Stinky tofu is a little sweet, a little sour, with a salty, savory flavor. Despite its pungent aroma, stinky tofu has a fairly mild flavor that some people liken to aged soft cheese. The exact taste will depend on how it's cooked and the type of brine used to make the tofu. It has a creamy texture and is often fried so the outside is crispy.
The most popular way to eat stinky tofu is to deep fry it or marinate it, then grill it. Heat 2-inches of oil in a wok over medium-high heat. Once the oil is hot, fry the tofu, working in batches if necessary. Cook the tofu until it turns a deep golden brown, then remove with a slotted spoon to drain on a paper towel. Garnish with chili flakes and chopped cilantro and serve with soy sauce or chili sauce.
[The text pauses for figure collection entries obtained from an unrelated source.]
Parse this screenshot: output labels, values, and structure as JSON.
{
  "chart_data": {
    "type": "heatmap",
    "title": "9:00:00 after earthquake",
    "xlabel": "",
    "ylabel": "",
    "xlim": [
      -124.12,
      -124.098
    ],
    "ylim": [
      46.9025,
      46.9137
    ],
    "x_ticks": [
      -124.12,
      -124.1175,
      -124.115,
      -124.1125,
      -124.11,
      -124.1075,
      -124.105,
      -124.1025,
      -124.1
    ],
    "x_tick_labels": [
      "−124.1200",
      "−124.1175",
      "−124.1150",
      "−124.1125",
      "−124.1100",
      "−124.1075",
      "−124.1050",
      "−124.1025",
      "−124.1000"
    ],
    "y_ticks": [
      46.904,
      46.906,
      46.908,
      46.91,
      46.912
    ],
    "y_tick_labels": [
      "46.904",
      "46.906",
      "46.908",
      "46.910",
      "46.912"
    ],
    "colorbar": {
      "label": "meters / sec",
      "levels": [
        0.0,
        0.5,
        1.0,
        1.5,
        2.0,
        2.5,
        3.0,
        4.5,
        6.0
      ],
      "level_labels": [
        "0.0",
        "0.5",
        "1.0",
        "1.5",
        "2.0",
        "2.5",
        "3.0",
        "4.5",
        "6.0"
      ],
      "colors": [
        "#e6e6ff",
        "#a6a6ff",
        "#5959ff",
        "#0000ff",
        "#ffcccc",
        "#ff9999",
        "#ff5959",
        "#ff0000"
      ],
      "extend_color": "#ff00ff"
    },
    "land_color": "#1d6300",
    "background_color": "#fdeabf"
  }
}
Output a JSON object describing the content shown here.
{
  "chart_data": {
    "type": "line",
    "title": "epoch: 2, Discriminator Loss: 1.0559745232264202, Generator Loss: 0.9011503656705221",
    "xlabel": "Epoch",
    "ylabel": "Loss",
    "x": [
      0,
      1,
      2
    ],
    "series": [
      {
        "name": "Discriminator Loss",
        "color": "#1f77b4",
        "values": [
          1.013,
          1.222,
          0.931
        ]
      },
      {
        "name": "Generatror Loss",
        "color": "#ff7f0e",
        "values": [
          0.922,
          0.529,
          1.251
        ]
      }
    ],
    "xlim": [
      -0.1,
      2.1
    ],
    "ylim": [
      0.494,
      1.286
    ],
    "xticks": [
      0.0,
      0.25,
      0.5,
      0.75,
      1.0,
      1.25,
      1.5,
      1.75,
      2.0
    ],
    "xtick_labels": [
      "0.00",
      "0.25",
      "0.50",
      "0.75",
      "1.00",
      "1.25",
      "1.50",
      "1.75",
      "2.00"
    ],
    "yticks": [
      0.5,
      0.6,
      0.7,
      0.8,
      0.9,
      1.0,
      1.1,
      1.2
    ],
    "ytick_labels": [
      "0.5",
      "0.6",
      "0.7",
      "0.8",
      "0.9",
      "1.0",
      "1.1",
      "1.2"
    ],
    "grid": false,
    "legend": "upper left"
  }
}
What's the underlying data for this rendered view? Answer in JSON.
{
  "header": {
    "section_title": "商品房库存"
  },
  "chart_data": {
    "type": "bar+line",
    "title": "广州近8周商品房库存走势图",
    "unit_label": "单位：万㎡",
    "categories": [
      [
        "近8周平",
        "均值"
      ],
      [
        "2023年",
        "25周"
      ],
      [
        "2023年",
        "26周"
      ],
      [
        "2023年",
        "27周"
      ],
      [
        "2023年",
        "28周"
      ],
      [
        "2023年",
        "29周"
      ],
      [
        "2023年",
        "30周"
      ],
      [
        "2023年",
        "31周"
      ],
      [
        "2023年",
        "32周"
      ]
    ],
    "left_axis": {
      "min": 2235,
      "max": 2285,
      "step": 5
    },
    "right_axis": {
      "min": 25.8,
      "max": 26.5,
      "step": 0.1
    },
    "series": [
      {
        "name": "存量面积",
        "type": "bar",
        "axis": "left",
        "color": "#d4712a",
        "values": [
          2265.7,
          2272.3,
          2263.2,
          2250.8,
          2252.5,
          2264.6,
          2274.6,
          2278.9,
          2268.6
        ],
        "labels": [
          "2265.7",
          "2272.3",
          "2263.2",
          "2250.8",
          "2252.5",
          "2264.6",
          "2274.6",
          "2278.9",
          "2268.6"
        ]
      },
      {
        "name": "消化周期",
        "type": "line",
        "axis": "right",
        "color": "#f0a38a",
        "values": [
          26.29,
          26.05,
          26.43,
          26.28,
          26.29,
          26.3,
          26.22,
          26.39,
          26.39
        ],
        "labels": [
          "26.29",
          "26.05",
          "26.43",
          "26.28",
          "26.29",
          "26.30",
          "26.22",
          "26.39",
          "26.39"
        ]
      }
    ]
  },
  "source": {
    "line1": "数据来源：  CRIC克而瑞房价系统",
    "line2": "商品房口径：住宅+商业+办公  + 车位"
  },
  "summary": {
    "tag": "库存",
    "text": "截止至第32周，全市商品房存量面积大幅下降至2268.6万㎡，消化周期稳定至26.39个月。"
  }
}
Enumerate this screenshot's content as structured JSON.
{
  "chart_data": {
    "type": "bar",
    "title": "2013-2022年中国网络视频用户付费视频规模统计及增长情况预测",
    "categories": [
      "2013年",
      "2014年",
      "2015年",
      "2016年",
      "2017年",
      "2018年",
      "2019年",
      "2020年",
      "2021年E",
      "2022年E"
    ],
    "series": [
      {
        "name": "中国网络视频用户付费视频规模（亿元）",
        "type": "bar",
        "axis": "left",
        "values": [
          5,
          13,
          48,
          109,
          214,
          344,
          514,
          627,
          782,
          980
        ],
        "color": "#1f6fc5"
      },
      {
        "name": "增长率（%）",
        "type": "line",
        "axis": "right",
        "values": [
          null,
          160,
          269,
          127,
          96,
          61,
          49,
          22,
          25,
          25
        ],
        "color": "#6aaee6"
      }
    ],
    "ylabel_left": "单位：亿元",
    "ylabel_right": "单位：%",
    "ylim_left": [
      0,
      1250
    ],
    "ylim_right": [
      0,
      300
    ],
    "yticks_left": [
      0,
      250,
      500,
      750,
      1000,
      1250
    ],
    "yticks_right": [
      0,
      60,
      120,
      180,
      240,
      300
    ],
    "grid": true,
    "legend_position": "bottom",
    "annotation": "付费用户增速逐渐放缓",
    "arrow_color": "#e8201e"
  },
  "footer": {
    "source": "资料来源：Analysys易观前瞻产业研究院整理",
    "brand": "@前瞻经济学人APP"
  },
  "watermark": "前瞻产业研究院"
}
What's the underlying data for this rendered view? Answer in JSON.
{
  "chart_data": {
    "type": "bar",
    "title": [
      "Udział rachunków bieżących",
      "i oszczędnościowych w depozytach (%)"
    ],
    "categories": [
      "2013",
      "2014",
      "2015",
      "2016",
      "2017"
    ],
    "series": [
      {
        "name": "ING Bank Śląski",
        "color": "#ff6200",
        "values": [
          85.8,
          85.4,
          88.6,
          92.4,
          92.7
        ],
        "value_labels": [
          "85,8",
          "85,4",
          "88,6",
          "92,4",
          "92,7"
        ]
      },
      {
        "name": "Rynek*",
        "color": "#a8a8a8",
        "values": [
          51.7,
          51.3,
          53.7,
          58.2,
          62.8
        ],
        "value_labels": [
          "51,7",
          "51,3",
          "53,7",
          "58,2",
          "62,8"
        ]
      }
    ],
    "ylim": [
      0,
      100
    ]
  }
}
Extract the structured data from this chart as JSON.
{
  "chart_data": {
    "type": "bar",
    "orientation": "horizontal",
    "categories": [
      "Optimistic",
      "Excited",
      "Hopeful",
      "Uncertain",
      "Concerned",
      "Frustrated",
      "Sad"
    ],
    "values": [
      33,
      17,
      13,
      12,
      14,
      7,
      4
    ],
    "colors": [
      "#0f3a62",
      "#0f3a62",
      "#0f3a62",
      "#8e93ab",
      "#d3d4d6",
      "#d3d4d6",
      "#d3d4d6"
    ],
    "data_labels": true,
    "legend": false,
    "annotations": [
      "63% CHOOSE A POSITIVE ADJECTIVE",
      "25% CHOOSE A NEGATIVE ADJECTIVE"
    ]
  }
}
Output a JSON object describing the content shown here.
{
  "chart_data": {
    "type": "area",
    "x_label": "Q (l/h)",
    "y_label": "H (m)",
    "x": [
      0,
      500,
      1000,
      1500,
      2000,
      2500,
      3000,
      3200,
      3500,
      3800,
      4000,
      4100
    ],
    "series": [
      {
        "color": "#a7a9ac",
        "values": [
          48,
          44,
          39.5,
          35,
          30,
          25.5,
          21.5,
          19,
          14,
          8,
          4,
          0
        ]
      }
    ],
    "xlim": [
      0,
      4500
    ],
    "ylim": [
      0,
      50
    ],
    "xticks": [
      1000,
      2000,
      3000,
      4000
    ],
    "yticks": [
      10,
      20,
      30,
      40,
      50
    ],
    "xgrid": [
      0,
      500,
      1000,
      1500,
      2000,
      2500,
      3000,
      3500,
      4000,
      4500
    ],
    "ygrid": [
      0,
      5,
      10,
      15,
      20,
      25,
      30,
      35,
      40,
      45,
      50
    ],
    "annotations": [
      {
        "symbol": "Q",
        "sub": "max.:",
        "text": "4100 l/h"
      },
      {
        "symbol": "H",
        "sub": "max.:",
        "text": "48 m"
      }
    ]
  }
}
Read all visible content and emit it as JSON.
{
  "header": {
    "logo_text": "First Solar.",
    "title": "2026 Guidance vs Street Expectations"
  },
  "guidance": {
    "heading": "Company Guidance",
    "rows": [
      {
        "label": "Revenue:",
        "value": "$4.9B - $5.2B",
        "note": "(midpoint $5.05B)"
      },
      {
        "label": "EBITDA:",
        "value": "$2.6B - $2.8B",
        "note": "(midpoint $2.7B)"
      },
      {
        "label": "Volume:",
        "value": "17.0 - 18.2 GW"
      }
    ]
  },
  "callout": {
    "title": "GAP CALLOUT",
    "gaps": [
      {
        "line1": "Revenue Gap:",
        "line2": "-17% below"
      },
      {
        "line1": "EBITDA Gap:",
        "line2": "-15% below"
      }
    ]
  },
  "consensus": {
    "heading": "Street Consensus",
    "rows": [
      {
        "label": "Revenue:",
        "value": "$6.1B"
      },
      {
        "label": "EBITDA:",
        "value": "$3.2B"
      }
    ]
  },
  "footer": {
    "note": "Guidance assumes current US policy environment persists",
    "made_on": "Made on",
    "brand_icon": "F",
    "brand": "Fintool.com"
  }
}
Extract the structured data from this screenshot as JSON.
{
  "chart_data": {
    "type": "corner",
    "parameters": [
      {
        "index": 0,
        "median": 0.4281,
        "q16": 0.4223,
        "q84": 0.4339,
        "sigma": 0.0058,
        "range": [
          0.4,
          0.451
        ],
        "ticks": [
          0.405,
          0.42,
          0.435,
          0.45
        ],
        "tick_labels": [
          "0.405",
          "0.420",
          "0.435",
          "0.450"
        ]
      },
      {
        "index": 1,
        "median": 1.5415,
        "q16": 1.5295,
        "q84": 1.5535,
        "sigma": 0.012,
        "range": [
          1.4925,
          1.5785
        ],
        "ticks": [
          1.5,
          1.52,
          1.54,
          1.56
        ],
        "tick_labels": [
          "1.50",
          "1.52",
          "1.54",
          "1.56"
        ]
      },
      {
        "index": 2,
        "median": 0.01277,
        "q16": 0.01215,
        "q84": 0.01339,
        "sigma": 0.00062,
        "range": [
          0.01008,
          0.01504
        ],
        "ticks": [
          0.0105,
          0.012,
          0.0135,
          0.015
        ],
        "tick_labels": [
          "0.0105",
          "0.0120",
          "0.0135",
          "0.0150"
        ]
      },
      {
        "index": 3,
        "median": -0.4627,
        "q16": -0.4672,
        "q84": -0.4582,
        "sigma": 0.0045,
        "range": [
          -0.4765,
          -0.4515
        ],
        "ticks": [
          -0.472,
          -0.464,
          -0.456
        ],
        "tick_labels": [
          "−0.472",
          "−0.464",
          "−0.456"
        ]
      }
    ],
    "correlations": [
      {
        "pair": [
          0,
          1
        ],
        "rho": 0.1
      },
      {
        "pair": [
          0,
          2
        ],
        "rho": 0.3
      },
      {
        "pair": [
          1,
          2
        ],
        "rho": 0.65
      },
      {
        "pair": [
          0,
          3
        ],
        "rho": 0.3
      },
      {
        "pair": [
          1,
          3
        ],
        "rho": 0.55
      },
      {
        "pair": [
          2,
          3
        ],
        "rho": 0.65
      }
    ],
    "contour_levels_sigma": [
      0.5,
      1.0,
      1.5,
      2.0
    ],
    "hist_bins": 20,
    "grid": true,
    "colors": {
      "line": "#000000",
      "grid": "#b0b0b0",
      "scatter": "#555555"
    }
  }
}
To reduce the smell before cooking, you can rinse the tofu under cold water and pat it dry before frying it. You can also marinate in your preferred marinade and grill it over high heat. Once cooked, stinky tofu will have a mild flavor and creamy on the inside, crispy on the outside texture.
There are many ways to enjoy stinky tofu. It can be served hot or cold. Stinky tofu is usually deep-fried and eaten as a snack or side dish and served with a side of chili sauce or soy sauce. It can be added to soups, eaten in sandwiches, served over rice, or added to a stir-fry.